25.07.2014 16:41 Uhr

Boom vs. Stagnation: Soccer am Scheideweg

"Experience Greatness" – unter diesem Motto steht der International Champions Cup in den USA, der einige der größten Klubs der Welt zu einem Schaulaufen der Superstars versammelt. Doch kann das Turnier den US-Soccer auch nach der WM am Leben halten? Oder braucht es dafür Stars in der eigenen Liga? weltfussball schildert die Lage jenseits des Atlantiks.

Die Weltmeisterschaft ist gelaufen, Europa stellt sich allmählich auf die neue Saison ein. Während die kleineren Vereine schon mitten in der Vorbereitung stecken, wird es nun auch für die Topvereine ernst. Kommende Woche steigen die letzten WM-Helden ins Training ein, um sich für die neue Spielzeit zu rüsten.

Die Saisonvorbereitung stellte in den vergangenen Jahren für Europas Topklubs ein zweischneidiges Schwert dar: Einerseits wollte man sich konditionell für die nächste lange und kräftezehrende Saison rüsten, andererseits den finanziell nicht zu vernachlässigenden Aspekt des Club-Marketings nutzen und durch Übersee-Reisen die Werbetrommel rühren. Lange Flüge und niveauarme Partien in exotischen und oft nur halbgefüllten Spielstätten waren der Alptraum eines jeden Trainers und konnten nur durch aufwändige Entschädigungszahlungen ermöglicht werden.

Neben Asien galten insbesondere die USA als unerschöpflicher Vermarktungspool und Mega-Sponsor der Zukunft. Immer wieder heuerten die Großklubs im Land der unbegrenzten Möglichkeiten an, um sich aber letztlich doch nur lustlos über den Platz zu schleppen und mit vollen Geldkoffern die Heimreise anzutreten.

Werbung für den Fußball statt Werbung für Vereine

Doch dieses Bild scheint allmählich der Vergangenheit anzugehören.
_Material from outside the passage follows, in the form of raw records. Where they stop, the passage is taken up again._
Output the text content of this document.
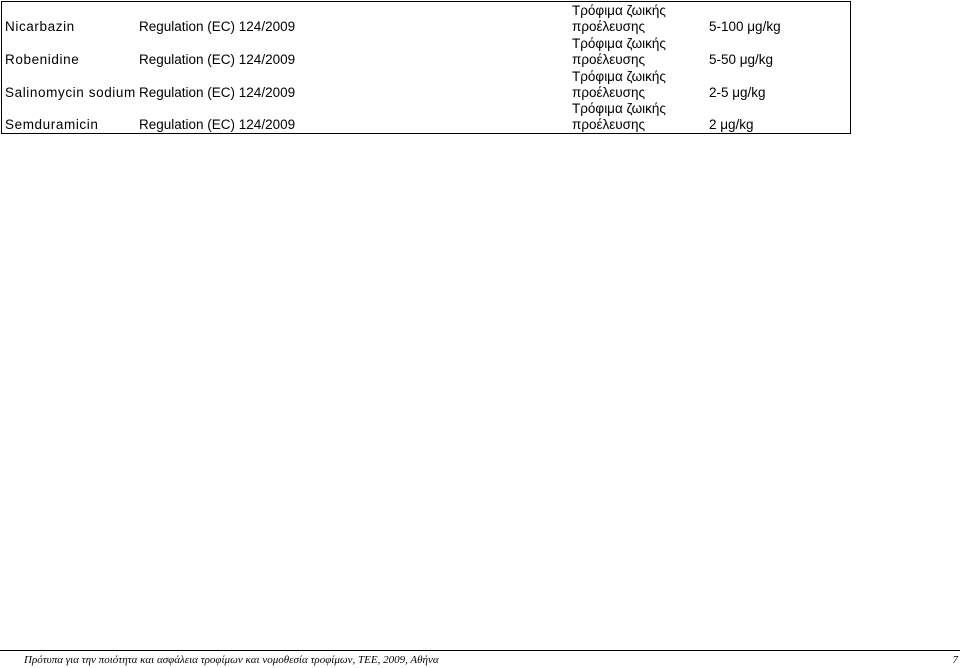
Nicarbazin	Regulation (EC) 124/2009	Τρόφιμα ζωικής
προέλευσης	5-100 μg/kg
Robenidine	Regulation (EC) 124/2009	Τρόφιμα ζωικής
προέλευσης	5-50 μg/kg
Salinomycin sodium	Regulation (EC) 124/2009	Τρόφιμα ζωικής
προέλευσης	2-5 μg/kg
Semduramicin	Regulation (EC) 124/2009	Τρόφιμα ζωικής
προέλευσης	2 μg/kg
Πρότυπα για την ποιότητα και ασφάλεια τροφίμων και νομοθεσία τροφίμων, ΤΕΕ, 2009, Αθήνα	7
Die Organisatoren reagierten auf die Kritik der Vereine und stellten den Klubs sowohl exzellente Trainingsbedingungen als auch einen echten und interessanten Wettbewerb zu Verfügung, in dem sich die vor Ort versammelten Spitzenteams untereinander messen können, anstatt gegen regionale Auswahlen unterfordert zu sein. Der im letzten Jahr auf die Beine gestellte International Champions Cup hat das Ziel, neben simpler Vereinsvermarktung auch wieder das Sportliche in den Mittelpunkt zu rücken und die Teams in ihrer Saisonvorbereitung zu fördern statt zu hemmen.

"Die Trainer sehen, dass sie neben professionellen Trainingsbedingungen auch einen sportlich herausfordernden Wettkampf bekommen. Es geht wieder mehr um den Fußball", stellt ICC-Organisator Charlie Stillitano die Vorteile der überarbeiteten Vermarktungs-Struktur heraus. Die Werbung bleibt dabei jedoch nicht auf der Strecke, sondern wird durch die Professionalität der auftretenden Vereine nur noch mehr gefördert, "sodass die kommerzielle Seite Hand in Hand mit dem Fußball geht." Das beeindruckt auch die Fans in den USA, die seit der Weltmeisterschaft auf einer Welle der Euphorie schwimmen und einen "Soccer-Boom" heraufbeschwören, wie er seit Jahren erwartet wird.

Beim International Champions Cup messen sich acht europäische Topvereine zunächst in zwei Gruppen, deren Sieger im Finale um den Turniersieg spielen. Bereits jetzt wird mit einer Verdopplung der Zuschauerzahlen im Vergleich zum letztjährigen Turnier gerechnet. Als Hauptattraktion der Vorrunde gilt dabei insbesondere das Duell zwischen Manchester United und Titelverteidiger Real Madrid, für das am 2. August im Michigan Stadium mit etwa 110.000 Zuschauern gerechnet wird – es wäre ein neuer Zuschauerrekord für ein Fußballspiel in den Vereinigten Staaten.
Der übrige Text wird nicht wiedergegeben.